Fiera del Levante, tra innovazione e riscoperta della tradizione pugliese

La qualità del territorio tra le proposte dell'ottantunesima campionaria

«La più grande innovazione è la tradizione». Sembra che per l'ottantunesima edizione della Fiera del Levante gli organizzatori della più famosa esposizione campionaria d'Italia abbiano fatto proprio uno degli adagi più ripetuti dallo chef Antonino Cannavacciuolo nelle sue molteplici comparsate televisive. Il tema che si muove sotto traccia e percorre come un fiume carsico stand e padiglioni della Fiera, quest'anno, è il "glocale", la valorizzazione del marchio "Puglia" nel mondo.

Come ogni anno, l'esposizione levantina è l'occasione per mettere in vetrina le eccellenze straniere che hanno creduto nella Puglia con gli investimenti, in ossequio alla natura portuale/commerciale della città di Bari che sui rapporti economici ha costruito la sua fama nei secoli, ma è anche opportunità concreta per il capoluogo pugliese di riscorprisi, a partire dalle proprie origini e attraverso i "trademarks" riconosciuti in tutto il mondo e che a nessun costo devono andare smarriti tra coloro che ne sono custodi privilegiati.

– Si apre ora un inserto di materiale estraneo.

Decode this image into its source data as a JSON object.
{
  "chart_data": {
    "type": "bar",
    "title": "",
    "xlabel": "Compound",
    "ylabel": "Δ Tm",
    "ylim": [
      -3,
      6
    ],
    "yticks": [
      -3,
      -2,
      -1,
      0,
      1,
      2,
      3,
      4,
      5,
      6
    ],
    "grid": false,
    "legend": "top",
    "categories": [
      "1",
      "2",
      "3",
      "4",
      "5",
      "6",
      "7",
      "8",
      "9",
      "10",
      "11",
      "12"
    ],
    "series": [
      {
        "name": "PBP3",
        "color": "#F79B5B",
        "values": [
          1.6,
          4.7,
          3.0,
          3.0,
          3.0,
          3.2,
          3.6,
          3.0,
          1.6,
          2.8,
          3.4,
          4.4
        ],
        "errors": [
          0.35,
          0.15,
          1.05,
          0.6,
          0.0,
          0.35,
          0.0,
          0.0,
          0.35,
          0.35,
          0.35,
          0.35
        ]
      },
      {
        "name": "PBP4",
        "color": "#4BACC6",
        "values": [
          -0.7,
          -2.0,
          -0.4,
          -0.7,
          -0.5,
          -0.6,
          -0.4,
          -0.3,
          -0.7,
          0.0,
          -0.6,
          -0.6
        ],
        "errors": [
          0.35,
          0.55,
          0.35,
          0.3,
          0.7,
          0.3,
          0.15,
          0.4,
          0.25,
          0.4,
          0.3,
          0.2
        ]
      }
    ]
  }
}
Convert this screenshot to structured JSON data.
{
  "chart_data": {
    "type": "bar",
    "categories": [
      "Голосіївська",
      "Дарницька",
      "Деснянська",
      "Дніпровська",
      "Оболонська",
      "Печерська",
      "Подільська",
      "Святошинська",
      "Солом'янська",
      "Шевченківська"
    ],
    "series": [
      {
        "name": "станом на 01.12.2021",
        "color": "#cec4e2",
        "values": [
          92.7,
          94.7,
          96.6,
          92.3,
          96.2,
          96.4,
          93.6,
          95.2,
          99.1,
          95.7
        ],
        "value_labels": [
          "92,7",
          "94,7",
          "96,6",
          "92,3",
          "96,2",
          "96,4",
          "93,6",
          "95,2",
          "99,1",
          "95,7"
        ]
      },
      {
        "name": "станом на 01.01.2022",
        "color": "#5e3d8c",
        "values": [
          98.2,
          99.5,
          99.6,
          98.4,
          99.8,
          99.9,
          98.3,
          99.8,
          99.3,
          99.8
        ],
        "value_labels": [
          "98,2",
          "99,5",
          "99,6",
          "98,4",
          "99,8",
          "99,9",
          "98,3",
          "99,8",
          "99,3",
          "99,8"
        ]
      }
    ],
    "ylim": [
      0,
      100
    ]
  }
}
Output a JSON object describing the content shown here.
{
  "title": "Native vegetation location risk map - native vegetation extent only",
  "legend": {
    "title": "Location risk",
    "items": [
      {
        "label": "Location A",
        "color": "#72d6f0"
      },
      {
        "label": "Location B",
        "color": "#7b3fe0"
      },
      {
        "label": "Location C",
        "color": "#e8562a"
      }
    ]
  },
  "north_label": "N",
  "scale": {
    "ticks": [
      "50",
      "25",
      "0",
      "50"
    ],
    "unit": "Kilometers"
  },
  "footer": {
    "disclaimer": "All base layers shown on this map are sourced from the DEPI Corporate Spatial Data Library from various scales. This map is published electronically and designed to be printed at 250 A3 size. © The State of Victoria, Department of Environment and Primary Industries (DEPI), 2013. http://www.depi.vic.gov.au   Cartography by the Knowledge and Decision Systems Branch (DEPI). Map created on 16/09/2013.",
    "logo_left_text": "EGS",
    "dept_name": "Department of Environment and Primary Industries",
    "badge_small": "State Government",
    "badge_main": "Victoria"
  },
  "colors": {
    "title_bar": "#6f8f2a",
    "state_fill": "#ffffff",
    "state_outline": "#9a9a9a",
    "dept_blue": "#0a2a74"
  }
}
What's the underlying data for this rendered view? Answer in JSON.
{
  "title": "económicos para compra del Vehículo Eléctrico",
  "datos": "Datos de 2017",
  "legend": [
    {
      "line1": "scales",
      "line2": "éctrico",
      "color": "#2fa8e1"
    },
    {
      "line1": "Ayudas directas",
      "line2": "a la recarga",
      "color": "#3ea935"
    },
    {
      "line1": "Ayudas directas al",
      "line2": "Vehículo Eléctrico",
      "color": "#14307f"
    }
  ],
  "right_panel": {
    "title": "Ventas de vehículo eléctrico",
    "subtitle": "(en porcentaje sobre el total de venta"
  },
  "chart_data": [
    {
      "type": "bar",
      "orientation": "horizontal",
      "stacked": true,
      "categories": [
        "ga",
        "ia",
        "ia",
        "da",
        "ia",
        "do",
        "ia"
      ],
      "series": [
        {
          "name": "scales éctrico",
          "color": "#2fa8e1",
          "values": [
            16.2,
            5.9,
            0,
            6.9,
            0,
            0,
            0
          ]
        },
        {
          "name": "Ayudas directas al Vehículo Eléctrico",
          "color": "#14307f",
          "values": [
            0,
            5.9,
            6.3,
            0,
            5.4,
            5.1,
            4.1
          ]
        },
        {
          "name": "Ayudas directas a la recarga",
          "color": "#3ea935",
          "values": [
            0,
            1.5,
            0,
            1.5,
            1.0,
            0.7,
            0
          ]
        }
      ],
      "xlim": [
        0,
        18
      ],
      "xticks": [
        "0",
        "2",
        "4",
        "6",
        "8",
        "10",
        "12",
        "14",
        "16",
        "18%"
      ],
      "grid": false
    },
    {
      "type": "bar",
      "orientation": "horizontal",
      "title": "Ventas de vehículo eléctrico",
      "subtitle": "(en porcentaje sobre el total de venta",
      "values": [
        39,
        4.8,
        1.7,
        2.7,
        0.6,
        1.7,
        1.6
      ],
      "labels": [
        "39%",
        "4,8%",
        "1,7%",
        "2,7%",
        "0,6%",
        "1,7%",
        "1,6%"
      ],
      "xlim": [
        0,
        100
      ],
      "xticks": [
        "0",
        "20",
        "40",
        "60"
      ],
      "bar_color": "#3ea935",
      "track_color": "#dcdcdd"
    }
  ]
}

Ecco, quindi, che la mente corre subito al patrimonio eno-gastronomico della Terra di Bari. Il buon cibo "made in Puglia", il mangiar bene e sano sono le leve archimedee che hanno attratto in Fiera un 20% in più di visitatori rispetto allo scorso anno, con ancora due giorni a disposizione prima del gran finale fissato per domenica 17 settembre. Un valore cui la campionaria ha dato ampio spazio, al fianco dell'hi-tech, dell'agricoltura e dei motori, da sempre cavalli di battaglia della "great exposition" barese insieme all'inflazionatissima Galleria delle Nazioni e - da quest'anno - al padiglione 18, dove la Regione Puglia sta discutendo della nuova legge sulla Partecip-Azione.

Sorprende in positivo, dunque, che in quello che una volta era il sempre ottimamente frequentato padiglione della Germania - dove i visitatori fiaccati dall'ancora prepotente caldo settembrino erano soliti rifocillarsi con würstel, crauti e un bel boccalone di birra bavarese - abbia trovato posto un presidio Slow Food, interamente dedicato alle leccornie del territorio barese, in una zona lontana dal padiglione dedicato al cibo che ospita specialità tipiche del centro-sud Italia.

A fare la parte del leone, ovviamente, ci sono i latticini, e in particolare la mozzarella gioiese, alla ricerca di riscatto dopo le stucchevoli (e inutili) polemiche tra Puglia e Campania sulla paternità del prodotto caseario più famoso al mondo. Tra assaggi e degustazioni, lo stand Slow Food offre una ricca e dettagliata mappa delle aziende del territorio leader nella produzione e commercializzazione delle tipicità nostrane, punto di forza di un patrimonio tradizionale ormai - fortunatamente - sempre meno proprietà esclusiva del popolo che ne custodisce i segreti.

Ampio spazio è, inoltre, riservato ai vini e alle masserie didattiche, che campeggiano fieri nel cuore del padiglione coperto dedicato al "food and beverage", come a sottolineare la centralità della Puglia e della Terra di Bari in particolare quando si parla di palati raffinati. Un'iniziativa meritoria che ben si incastra nel mood della Fiera del Levante, che per proporre qualcosa di nuovo ha puntato forte sul "vecchio" e sul "tradizionale". Una scelta vincente, che nell'epoca del globale ci costringe a ripensare noi stessi per mantenerci ogni giorno di più patroni eletti di un tesoro dagli orizzonti sempre più ampi.